Je viens de faire mon testament.

À quoi bon ? Je suis condamné aux frais, et tout ce que j’ai y suffira à peine. La guillotine, c’est fort cher.

Je laisse une mère, je laisse une femme, je laisse un enfant.

Une petite fille de trois ans, douce, rose, frêle, avec de grands yeux noirs et de longs cheveux châtains.

Elle avait deux ans et un mois quand je l’ai vue pour la dernière fois.

Ainsi, après ma mort, trois femmes sans fils, sans mari, sans père ; trois orphelines de différente espèce ; trois veuves du fait de la loi.

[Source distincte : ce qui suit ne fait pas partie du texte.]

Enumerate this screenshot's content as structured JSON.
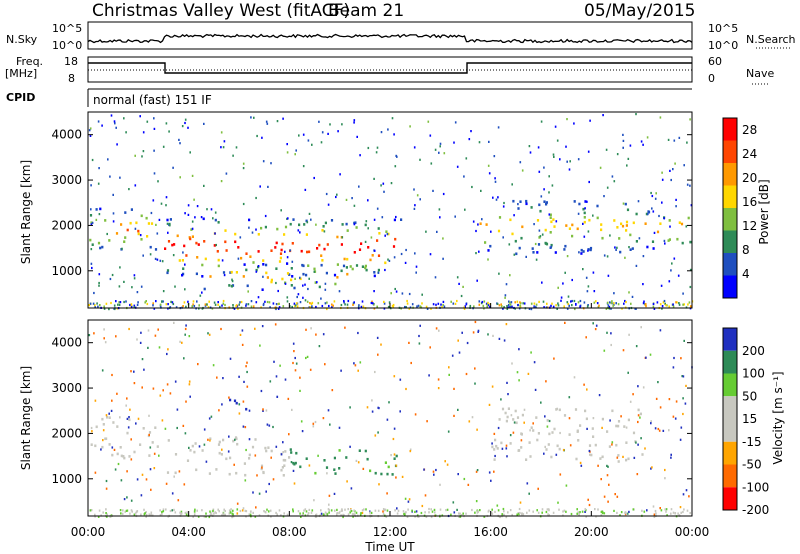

J’admets que je sois justement puni ; ces innocentes, qu’ont-elles fait ? N’importe ; on les déshonore, on les ruine. C’est la justice.

Ce n’est pas que ma pauvre vieille mère m’inquiète ; elle a soixante-quatre ans, elle mourra du coup. Ou si elle va quelques jours encore, pourvu que jusqu’au dernier moment elle ait un peu de cendre chaude dans sa chaufferette, elle ne dira rien.

Ma femme ne m’inquiète pas non plus ; elle est déjà d’une mauvaise santé et d’un esprit faible. Elle mourra aussi.

À moins qu’elle ne devienne folle. On dit que cela fait vivre ; mais du moins, l’intelligence ne souffre pas ; elle dort, elle est comme morte.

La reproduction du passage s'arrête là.